Herabwürdigende Sprache sowie ein kritisch zu sehendes Humorverständnis findet man allerdings nicht nur bei Springer, sondern ebenso zur besten Sendezeit im TV von Individuen, die meist als nett, sanft oder harmlos gelten. Selbst solche Menschen finden immer noch andere, bei denen es trotz ständig beschworener „Cancel Culture“ erlaubt scheint, Body-Shaming zu betreiben. Mark Forster, einer der Meister des ubiquitären und völlig egalen Popschlagers in Deutschland, war sich in der von ihm gewonnenen, letzten Staffel von The Voice Of Germany nicht zu blöd dafür, ein von Moderatorin Melissa Khalaj mitgebrachtes Porträt von Robert Smith mit dem Spruch zu kommentieren, dieser sehe aus wie „die Oma von Bill Kaulitz“. Feminine Männer mit Schminke und dann auch noch alt – scheint Konsens zu sein in unserer Gesellschaft, solche Personen dissen zu dürfen. Im Netz wurde der „Gag“ als Knaller gefeiert. Forsters Spruch diskriminiert im Übrigen nicht nur Smith, sondern ebenso Kaulitz wie dessen Oma. Dass andererseits ein hemdsärmliger musikalischer Has Been wie Paul Weller (Ex-THE JAM) in einem britischen Blatt mit der Aussage zitiert wird, Smith sei eine „F***ing fat c*** with his lipstick on…“ etc. verwundert da eventuell weniger, toppt das Ganze in puncto Widerlichkeit allerdings noch um ein ganzes Stück.

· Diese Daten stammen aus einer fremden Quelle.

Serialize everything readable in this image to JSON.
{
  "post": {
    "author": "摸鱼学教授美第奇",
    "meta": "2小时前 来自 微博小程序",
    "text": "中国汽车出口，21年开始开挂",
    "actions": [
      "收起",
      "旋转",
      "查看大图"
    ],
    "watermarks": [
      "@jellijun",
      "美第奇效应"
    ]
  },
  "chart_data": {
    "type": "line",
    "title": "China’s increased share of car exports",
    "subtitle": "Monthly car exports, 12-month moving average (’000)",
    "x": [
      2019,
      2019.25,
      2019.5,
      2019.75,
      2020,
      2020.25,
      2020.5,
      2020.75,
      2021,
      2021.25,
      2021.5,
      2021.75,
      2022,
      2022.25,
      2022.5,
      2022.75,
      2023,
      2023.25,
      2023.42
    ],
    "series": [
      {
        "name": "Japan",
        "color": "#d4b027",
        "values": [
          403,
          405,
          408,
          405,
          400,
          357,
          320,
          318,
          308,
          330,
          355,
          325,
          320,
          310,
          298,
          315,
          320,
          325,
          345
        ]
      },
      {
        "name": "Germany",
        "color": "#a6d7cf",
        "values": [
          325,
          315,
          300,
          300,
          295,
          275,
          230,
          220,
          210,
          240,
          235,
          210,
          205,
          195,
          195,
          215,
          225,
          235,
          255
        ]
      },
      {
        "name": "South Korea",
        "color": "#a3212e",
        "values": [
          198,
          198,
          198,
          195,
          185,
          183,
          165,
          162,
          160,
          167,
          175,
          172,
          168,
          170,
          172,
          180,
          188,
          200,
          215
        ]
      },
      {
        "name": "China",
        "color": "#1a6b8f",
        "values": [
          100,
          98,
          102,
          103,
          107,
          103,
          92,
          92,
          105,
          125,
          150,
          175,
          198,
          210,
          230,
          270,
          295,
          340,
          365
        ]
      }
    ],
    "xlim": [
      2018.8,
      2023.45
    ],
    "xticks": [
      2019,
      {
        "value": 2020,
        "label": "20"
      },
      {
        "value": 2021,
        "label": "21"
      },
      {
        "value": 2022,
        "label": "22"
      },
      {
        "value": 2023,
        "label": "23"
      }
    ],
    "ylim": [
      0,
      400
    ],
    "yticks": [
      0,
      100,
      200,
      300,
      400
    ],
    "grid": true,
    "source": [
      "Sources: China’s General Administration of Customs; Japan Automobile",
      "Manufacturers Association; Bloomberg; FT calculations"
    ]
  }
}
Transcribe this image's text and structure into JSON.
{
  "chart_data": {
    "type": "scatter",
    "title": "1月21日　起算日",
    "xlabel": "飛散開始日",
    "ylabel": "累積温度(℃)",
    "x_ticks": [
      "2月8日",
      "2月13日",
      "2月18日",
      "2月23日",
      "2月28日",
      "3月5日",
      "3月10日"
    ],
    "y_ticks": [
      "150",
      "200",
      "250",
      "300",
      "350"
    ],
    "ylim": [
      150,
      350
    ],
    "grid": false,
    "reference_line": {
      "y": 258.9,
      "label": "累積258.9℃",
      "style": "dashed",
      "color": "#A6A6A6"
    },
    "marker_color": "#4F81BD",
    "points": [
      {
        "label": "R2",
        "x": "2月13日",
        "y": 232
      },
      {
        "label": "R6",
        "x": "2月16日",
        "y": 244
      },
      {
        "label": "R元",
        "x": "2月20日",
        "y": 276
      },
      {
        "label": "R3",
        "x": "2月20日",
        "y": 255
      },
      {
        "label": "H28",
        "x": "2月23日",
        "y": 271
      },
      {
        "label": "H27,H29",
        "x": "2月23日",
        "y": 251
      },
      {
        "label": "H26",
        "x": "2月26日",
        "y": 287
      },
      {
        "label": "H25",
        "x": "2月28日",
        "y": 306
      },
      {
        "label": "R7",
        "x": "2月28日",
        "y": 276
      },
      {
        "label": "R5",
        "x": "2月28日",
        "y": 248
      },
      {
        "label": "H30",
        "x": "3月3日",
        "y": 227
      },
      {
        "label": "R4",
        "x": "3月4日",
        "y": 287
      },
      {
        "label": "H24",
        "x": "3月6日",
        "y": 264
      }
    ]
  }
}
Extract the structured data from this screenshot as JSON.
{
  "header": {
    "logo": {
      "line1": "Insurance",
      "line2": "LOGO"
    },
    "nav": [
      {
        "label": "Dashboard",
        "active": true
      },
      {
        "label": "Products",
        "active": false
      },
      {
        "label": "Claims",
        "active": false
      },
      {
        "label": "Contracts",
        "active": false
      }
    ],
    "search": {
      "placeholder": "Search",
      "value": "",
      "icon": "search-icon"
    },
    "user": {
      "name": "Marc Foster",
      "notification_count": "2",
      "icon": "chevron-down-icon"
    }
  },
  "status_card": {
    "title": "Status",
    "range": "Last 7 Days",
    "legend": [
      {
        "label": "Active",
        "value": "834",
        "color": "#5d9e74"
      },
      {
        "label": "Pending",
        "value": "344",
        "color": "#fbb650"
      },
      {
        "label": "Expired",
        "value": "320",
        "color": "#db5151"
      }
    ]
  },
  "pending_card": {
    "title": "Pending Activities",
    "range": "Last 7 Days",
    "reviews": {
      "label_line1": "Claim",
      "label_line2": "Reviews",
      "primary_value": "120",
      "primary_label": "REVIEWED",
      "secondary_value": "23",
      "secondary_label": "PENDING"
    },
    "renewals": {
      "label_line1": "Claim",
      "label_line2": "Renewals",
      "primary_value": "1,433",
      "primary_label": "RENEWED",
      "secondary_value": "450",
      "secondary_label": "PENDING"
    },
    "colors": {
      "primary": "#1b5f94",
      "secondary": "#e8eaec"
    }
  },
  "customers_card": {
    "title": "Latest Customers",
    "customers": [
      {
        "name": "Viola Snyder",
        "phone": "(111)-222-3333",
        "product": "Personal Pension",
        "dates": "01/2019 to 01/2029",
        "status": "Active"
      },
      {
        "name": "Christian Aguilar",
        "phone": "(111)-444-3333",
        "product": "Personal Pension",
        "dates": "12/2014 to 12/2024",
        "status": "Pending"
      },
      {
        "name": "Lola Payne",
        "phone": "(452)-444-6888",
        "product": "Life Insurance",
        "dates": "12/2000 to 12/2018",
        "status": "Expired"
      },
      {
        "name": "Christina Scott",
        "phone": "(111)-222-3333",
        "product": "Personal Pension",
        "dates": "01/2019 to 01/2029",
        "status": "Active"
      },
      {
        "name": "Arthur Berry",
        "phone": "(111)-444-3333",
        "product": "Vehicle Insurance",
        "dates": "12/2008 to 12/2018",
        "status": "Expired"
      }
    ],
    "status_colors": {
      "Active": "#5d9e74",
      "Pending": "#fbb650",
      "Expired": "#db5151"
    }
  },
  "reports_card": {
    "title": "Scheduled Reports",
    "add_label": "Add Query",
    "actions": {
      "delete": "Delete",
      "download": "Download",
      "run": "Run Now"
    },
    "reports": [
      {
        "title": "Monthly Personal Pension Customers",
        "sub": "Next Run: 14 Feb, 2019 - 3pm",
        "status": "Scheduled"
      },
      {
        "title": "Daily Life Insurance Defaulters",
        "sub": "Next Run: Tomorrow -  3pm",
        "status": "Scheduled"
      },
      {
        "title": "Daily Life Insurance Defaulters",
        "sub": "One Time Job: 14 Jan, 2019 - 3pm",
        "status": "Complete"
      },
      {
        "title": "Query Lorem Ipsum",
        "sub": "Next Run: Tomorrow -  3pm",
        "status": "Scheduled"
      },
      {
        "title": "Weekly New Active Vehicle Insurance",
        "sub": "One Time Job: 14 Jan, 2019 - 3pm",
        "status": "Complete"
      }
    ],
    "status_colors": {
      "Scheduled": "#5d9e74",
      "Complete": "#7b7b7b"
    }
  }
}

Nun, solche oberflächlichen Ressentiments schienen in der Festhalle sowie auf den weiteren 45 Stationen dieser Tour durch die größten Arenen Europas keine Rolle zu spielen. Wobei das Publikum 2022, ähnlich wie von uns hier 2016 über ein CURE-Konzert an gleicher Stelle erwähnt, optisch nicht besonders divers wirkte. Personen in Gruft- bzw. Goth-Outfits waren in der Minderheit. Zwar dominierte Schwarz als Klamottenfarbe eindeutig – die Menschenmassen, die sich aus der U4 am Messegelände begaben um in Richtung des Halleneingangs zu pilgern, hätte man jedoch ebenso als Besuchende eines Sportevents, der Rolling Stones oder gar Helene Fischer identifizieren können. THE CURE sind die „Elder Statesmen des Indie Rock“, so nochmal der Musikexpress in seiner aktuellen Titelstory, „die man unbedingt einmal im Leben gesehen haben muss“. Und die, so schien es zumindest in Frankfurt, mit Liebe überschüttet wurden.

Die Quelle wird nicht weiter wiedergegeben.